Recent investigations and studies have shown mislabeling – sometimes due to error but often the result of outright fraud – is rampant in the seafood industry, showing up both in the marketplace and on restaurant menus.
One study of retailers found seafood like grouper, cod and snapper may be mislabeled up to 87 percent of the time, swapped out for less desirable and cheaper varieties. For example, only seven of the 120 samples of red snapper were actually red snapper.
CBS News' Meg Oliver spoke to Vinny Millbourn, who hails from a long line of fishermen. The fishmonger at Greenpoint Fish and Lobster Company in Brooklyn, New York, specializes in local, domestic and traceable species. His storefront acts as a fish market, raw bar and restaurant.
"It's a very big problem and the issue is once it's prepared, there's really no way to check it other than DNA testing which a lot of companies are now doing," Millbourn said. "So I have a have a network of small boat fisherman and wharfs all over the country that are shipping to me daily through the air or by truck. And we are processing every single day to bring in high-quality fresh seafood."
Millbourn not only knows where his fish come from he can tell a tale about each one. That personal connection is hard to find, but is a good sign.
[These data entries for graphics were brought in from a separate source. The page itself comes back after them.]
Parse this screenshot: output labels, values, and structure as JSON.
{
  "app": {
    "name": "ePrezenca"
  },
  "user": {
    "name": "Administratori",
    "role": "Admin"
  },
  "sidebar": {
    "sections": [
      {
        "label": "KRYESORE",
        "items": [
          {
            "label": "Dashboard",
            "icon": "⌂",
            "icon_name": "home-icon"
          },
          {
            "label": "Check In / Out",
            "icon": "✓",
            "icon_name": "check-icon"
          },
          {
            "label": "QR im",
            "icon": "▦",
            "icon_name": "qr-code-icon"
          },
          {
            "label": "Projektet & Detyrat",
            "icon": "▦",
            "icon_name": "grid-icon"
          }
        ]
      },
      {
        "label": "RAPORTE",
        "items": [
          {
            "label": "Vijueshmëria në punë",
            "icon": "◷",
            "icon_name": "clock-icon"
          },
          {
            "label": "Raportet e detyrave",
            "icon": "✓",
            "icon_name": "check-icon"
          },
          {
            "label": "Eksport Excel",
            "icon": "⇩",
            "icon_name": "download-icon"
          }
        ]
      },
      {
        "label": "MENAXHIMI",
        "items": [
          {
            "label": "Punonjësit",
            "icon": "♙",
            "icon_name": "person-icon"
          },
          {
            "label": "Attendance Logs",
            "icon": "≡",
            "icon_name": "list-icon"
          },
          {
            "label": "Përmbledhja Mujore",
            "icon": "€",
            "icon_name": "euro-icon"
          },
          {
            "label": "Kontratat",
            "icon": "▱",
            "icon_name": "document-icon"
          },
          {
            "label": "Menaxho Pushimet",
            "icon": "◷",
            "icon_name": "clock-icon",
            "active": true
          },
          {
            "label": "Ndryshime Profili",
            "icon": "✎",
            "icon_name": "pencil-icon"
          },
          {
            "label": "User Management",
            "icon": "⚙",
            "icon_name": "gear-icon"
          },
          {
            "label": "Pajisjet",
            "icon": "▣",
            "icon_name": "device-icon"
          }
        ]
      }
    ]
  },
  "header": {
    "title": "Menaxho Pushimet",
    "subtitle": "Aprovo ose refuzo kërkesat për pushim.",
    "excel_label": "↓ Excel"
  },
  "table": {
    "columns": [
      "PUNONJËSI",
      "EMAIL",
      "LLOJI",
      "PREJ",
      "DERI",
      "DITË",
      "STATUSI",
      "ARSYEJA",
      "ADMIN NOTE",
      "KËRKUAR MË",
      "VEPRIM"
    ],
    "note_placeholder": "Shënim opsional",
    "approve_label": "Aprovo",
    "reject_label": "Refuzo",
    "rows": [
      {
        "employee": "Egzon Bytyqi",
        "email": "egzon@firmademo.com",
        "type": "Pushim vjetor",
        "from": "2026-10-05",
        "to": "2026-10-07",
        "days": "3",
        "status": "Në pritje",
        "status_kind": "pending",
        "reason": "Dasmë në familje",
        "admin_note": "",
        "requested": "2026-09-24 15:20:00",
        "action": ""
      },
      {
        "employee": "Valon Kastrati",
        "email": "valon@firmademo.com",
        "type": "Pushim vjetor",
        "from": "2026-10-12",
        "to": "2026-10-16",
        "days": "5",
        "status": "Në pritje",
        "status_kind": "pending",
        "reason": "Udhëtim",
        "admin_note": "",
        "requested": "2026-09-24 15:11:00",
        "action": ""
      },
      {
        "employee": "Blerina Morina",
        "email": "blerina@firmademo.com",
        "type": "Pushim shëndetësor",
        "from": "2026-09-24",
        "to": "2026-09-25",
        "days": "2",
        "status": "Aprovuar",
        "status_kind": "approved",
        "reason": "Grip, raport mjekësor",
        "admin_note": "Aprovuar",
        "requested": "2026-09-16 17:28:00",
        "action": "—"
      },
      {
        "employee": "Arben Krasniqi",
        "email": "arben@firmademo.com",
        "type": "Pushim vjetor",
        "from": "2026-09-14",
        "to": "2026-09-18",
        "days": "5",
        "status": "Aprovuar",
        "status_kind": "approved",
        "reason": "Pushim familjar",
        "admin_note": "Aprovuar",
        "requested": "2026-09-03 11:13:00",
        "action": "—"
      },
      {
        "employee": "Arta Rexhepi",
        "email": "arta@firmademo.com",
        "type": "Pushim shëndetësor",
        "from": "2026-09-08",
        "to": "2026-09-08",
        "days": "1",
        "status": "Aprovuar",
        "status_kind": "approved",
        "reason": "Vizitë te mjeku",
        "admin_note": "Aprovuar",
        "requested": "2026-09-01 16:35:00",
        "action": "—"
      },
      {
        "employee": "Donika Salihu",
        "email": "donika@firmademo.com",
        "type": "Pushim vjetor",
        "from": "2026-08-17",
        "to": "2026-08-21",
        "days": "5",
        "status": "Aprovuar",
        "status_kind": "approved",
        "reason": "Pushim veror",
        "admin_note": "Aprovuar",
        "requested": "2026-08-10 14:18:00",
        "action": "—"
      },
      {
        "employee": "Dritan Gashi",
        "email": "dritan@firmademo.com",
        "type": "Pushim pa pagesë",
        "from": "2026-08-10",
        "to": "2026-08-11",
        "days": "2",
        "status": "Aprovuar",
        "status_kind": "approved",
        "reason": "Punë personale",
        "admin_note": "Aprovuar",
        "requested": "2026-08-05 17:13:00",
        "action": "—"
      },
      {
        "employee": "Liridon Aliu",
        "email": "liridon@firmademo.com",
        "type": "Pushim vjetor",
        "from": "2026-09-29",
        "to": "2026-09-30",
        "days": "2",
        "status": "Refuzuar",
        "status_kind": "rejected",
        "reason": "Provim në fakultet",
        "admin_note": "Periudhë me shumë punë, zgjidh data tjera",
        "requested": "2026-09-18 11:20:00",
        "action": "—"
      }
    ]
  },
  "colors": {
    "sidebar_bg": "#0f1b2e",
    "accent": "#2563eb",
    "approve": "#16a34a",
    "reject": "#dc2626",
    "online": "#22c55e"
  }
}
It's estimated that more than 90 percent of the seafood consumed in the U.S. is imported, and less than one percent is tested by the government.
But it's not necessarily better to buy organic seafood, said Larry Olmsted, author of "Real Food Fake Food."
"In this country there's no legal standard for organic for seafood," Olmstead said. "When they did the organic standard for meat and poultry and chicken, they excluded seafood. So when you see organic on seafood, it's not a legally enforceable standard so they can put that on just about anything."
He spent years researching the unregulated food industry, calling fish the most frequently faked food Americans buy.
"The inexpensive fish that are being substituted, a lot of them are farmed in Southeast Asia, from places that have been shown over and over again to use bad practices, banned drugs, banned pesticides. …The bottom line is a lot of fish that we eat, we don't know where it came from or how it was produced at all," Olmsted. "I think it's pretty dangerous. I mean there's tens of millions of people that get sick from food-borne illness every year that the CDC cannot explain."
Larry says the best course of action for consumers is to buy whole fish from a fish market. He reminds consumers to not be intimidated: you can always have them cut and clean the fish for you. That way, you will know exactly what you are bringing home for your family. If you don't have a fish market near you, Whole Foods is always a good option.